Oliver’s demo used MobileNet, a very simple network trained to identify about a thousand things. It’s not very good, but the trick is in the name: it’s small enough to load realistically into a browser, in about four lines. That’s the trade-off — size for capability. If you really want to know what’s inside an image, the models that can name tens of thousands of things are far too large to download. That’s where the cloud providers come in. Microsoft’s is called Computer Vision: pass it an image, get back what’s inside.

My friend and colleague Sarah Drasner had a lovely idea for it. We’re all supposed to give images alt text for screen readers — so could the API generate that alt text automatically? What boggles my mind is that it doesn’t just say “a photo of a person”; it gives a human-sounding description, and for one photo it correctly knew the subject was Thomas Edison. As ever, the supportive folk of Twitter were quick to point out where it failed — a “star-filled sky” that wasn’t, animals it couldn’t be sure were alive. Even the big models get it wrong. By my marking, 50% is a pass.
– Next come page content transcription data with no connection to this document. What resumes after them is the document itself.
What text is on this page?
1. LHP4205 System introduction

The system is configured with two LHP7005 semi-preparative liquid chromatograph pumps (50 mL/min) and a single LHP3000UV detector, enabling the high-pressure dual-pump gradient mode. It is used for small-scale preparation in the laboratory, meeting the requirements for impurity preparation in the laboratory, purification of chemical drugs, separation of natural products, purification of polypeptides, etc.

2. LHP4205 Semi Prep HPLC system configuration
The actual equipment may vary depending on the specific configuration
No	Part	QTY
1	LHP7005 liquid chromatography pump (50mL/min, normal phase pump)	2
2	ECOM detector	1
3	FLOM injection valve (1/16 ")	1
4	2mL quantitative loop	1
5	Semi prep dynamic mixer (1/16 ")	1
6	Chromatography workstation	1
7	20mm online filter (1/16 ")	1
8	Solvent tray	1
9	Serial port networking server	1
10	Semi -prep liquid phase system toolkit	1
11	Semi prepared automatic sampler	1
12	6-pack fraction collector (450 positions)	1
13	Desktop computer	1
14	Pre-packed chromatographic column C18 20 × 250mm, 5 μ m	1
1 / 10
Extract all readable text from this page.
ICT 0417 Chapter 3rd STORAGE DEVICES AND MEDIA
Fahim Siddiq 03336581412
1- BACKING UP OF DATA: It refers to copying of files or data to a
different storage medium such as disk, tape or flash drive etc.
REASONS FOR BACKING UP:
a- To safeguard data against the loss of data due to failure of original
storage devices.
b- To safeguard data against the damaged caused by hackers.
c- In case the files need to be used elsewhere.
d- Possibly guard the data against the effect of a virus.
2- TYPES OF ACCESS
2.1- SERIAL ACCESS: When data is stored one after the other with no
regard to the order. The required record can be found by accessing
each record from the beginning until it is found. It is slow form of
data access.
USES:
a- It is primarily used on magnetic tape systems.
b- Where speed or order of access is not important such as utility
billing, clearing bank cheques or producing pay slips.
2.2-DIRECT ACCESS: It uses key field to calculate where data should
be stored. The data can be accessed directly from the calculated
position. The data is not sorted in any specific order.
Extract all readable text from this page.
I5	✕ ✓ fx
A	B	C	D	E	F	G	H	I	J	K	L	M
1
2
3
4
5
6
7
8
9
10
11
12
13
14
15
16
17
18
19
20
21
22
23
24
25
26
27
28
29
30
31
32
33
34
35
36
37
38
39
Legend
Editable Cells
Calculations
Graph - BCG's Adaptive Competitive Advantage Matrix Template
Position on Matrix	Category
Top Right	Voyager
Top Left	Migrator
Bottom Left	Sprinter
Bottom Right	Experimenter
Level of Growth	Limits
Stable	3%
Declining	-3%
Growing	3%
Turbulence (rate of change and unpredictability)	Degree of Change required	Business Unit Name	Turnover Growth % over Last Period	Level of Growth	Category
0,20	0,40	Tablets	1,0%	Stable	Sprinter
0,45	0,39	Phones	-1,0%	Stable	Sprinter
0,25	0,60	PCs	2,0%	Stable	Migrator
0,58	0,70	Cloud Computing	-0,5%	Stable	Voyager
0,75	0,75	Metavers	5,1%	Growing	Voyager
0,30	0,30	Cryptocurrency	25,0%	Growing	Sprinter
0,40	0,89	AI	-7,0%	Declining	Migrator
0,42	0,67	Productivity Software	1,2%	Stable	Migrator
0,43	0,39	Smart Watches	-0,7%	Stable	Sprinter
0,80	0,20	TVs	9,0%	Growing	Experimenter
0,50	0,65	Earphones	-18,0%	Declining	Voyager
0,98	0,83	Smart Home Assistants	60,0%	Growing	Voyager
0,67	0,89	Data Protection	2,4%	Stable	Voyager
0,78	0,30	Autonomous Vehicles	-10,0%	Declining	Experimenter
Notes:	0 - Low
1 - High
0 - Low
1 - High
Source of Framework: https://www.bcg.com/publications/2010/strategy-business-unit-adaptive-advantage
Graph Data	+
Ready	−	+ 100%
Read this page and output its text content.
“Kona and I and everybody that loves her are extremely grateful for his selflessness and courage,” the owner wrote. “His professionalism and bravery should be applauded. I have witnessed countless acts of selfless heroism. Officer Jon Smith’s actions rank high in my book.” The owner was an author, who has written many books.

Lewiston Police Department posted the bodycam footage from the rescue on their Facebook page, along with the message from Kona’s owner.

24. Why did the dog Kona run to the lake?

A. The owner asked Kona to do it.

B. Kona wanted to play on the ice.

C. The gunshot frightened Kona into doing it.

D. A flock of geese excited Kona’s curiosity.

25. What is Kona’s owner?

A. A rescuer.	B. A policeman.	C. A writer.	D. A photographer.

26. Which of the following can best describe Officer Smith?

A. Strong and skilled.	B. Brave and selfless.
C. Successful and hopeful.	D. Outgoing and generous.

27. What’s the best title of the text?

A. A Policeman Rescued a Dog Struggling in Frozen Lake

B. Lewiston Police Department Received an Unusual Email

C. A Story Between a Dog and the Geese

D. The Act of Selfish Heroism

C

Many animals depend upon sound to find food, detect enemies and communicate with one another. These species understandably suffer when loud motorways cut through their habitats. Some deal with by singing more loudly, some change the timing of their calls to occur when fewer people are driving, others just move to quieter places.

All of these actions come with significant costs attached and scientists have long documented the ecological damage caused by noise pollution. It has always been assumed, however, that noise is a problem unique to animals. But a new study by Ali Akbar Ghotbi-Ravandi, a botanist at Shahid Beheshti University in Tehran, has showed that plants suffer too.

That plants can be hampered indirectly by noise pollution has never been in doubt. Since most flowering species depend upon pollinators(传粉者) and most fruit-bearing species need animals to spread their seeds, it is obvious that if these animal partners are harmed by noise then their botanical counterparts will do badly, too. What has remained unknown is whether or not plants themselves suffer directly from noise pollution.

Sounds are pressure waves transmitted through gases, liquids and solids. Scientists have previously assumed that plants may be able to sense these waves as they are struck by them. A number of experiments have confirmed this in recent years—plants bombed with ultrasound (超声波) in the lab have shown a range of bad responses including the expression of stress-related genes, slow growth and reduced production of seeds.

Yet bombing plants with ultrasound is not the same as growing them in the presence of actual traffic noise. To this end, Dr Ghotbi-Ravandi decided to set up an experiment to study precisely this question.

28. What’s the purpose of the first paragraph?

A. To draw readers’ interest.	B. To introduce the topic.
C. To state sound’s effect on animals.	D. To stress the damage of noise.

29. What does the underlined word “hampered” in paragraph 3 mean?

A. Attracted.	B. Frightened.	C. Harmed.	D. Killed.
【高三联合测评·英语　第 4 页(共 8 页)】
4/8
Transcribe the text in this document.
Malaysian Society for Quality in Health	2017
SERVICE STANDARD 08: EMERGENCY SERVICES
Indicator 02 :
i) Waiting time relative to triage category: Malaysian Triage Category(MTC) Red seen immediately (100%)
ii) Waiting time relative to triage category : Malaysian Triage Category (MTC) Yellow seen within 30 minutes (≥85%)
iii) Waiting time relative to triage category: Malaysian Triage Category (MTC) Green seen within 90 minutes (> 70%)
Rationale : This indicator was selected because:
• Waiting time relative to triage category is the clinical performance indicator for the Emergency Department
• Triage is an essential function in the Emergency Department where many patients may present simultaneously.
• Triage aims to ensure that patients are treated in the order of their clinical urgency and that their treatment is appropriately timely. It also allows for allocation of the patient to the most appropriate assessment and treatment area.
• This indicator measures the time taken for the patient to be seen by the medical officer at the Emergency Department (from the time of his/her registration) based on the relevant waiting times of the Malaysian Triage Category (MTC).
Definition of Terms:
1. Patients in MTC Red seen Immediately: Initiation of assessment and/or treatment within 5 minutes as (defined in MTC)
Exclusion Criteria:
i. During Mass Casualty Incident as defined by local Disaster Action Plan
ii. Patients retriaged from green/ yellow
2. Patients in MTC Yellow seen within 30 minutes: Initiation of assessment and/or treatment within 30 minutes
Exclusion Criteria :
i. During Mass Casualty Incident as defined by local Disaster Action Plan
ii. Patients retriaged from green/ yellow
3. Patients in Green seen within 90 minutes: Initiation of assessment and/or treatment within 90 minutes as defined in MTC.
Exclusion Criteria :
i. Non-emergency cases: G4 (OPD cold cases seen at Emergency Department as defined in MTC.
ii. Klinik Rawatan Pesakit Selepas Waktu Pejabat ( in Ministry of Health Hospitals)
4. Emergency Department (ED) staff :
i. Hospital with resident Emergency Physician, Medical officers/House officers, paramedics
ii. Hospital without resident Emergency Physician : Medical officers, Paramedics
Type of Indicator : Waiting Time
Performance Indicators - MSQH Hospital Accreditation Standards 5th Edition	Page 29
GANs: two networks fighting

My favourite demo is image-to-image: draw the outline of a cat and it fills in the rest, live in the browser. It’s made by Zaid, a student in Saudi Arabia — I certainly wasn’t doing this at university. It uses a generative adversarial network, a technique only a couple of years old at the time, and it’s two neural networks competing.

You have a generator and a discriminator. The generator takes cat outlines and tries to produce cat images — badly at first, because it’s seeded randomly. You mix its fakes in with real cat images and hand the pile to the discriminator, whose job is to tell real from fake. When the discriminator gets it wrong, you tune its numbers; when it gets it right, that tells the generator it’s not convincing enough, so the generator improves. They keep fighting — discriminator gets better, generator gets better — until the discriminator can’t tell anymore. Then you throw the discriminator away, export the generator as a JSON model, load it in TensorFlow.js, and run it in the browser.

The inputs don’t have to be outlines. They can be segmented images, or — the part that lands in silence every time — plain text. Describe a flower in words and the network paints it. So I’ll leave the room with the question I keep asking: ten years ago we couldn’t tell a cat from a dog in an image; how far away are we, really, from someone typing “build me an e-commerce application with four pages and PayPal for payments” and getting it?